Due to a whole ton of new next gen sequencing data popping up in new databases around the world, this question keeps popping up: what is in a FASTA database?
This is what the NCBI says:
A sequence in FASTA format begins with a single-line description, followed by lines of sequence data. The description line (defline) is distinguished from the sequence data by a greater-than (">") symbol at the beginning. It is recommended that all lines of text be shorter than 80 characters in length.

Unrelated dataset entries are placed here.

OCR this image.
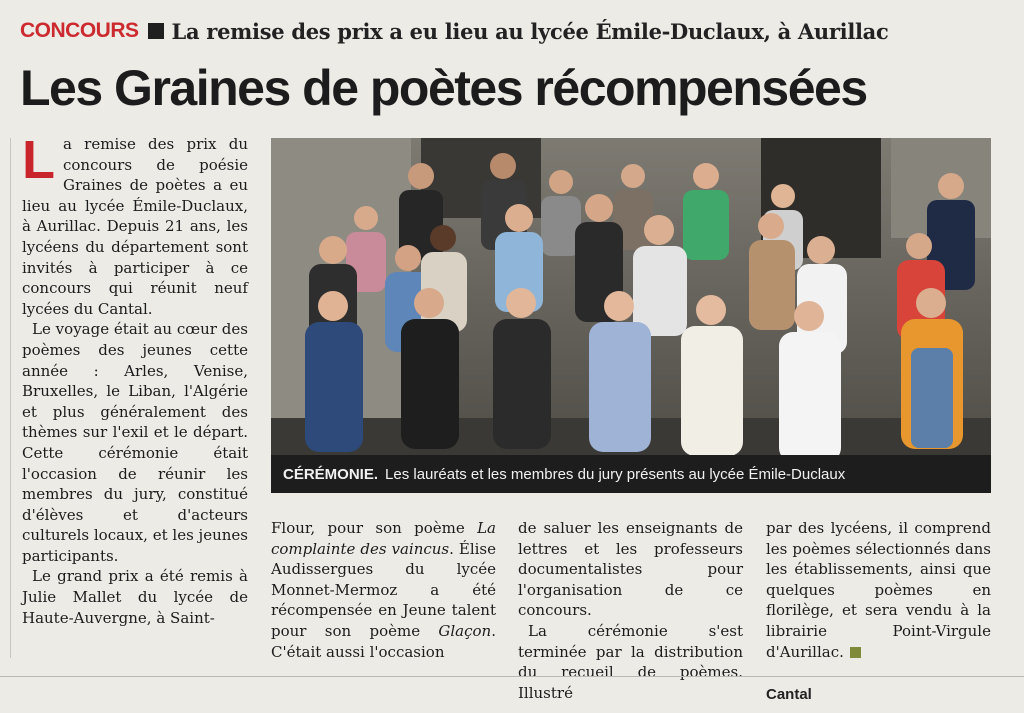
CONCOURS La remise des prix a eu lieu au lycée Émile-Duclaux, à Aurillac
Les Graines de poètes récompensées

La remise des prix du concours de poésie Graines de poètes a eu lieu au lycée Émile-Duclaux, à Aurillac. Depuis 21 ans, les lycéens du département sont invités à participer à ce concours qui réunit neuf lycées du Cantal.

Le voyage était au cœur des poèmes des jeunes cette année : Arles, Venise, Bruxelles, le Liban, l'Algérie et plus généralement des thèmes sur l'exil et le départ. Cette cérémonie était l'occasion de réunir les membres du jury, constitué d'élèves et d'acteurs culturels locaux, et les jeunes participants.

Le grand prix a été remis à Julie Mallet du lycée de Haute-Auvergne, à Saint-

CÉRÉMONIE. Les lauréats et les membres du jury présents au lycée Émile-Duclaux

Flour, pour son poème La complainte des vaincus. Élise Audissergues du lycée Monnet-Mermoz a été récompensée en Jeune talent pour son poème Glaçon. C'était aussi l'occasion

de saluer les enseignants de lettres et les professeurs documentalistes pour l'organisation de ce concours.

La cérémonie s'est terminée par la distribution du recueil de poèmes. Illustré

par des lycéens, il comprend les poèmes sélectionnés dans les établissements, ainsi que quelques poèmes en florilège, et sera vendu à la librairie Point-Virgule d'Aurillac.

Cantal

An example sequence in FASTA format is:
>gi|129295|sp|P01013|OVAX_CHICK GENE X PROTEIN (OVALBUMIN-RELATED) QIKDLLVSSSTDLDTTLVLVNAIYFKGMWKTAFNAEDTREMPFHVTKQESKPVQMMCMNNSFNVATLPAE KMKILELPFASGDLSMLVLLPDEVSDLERIEKTINFEKLTEWTNPNTMEKRRVKVYLPQMKIEEKYNLTS VLMALGMTDLFIPSANLTGISSAESLKISQAVHGAFMELSEDGIEMAGSTGVIEDIKHSPESEQFRADHP FLFLIKHNPTNTIVYFGRYWSP
Blank lines are not allowed in the middle of FASTA input.
Uniprot/Swissprot entries are going to look different than TREMBL and these are going to look different than RefSeq and so on and so on, but they are all going to follow this basic format.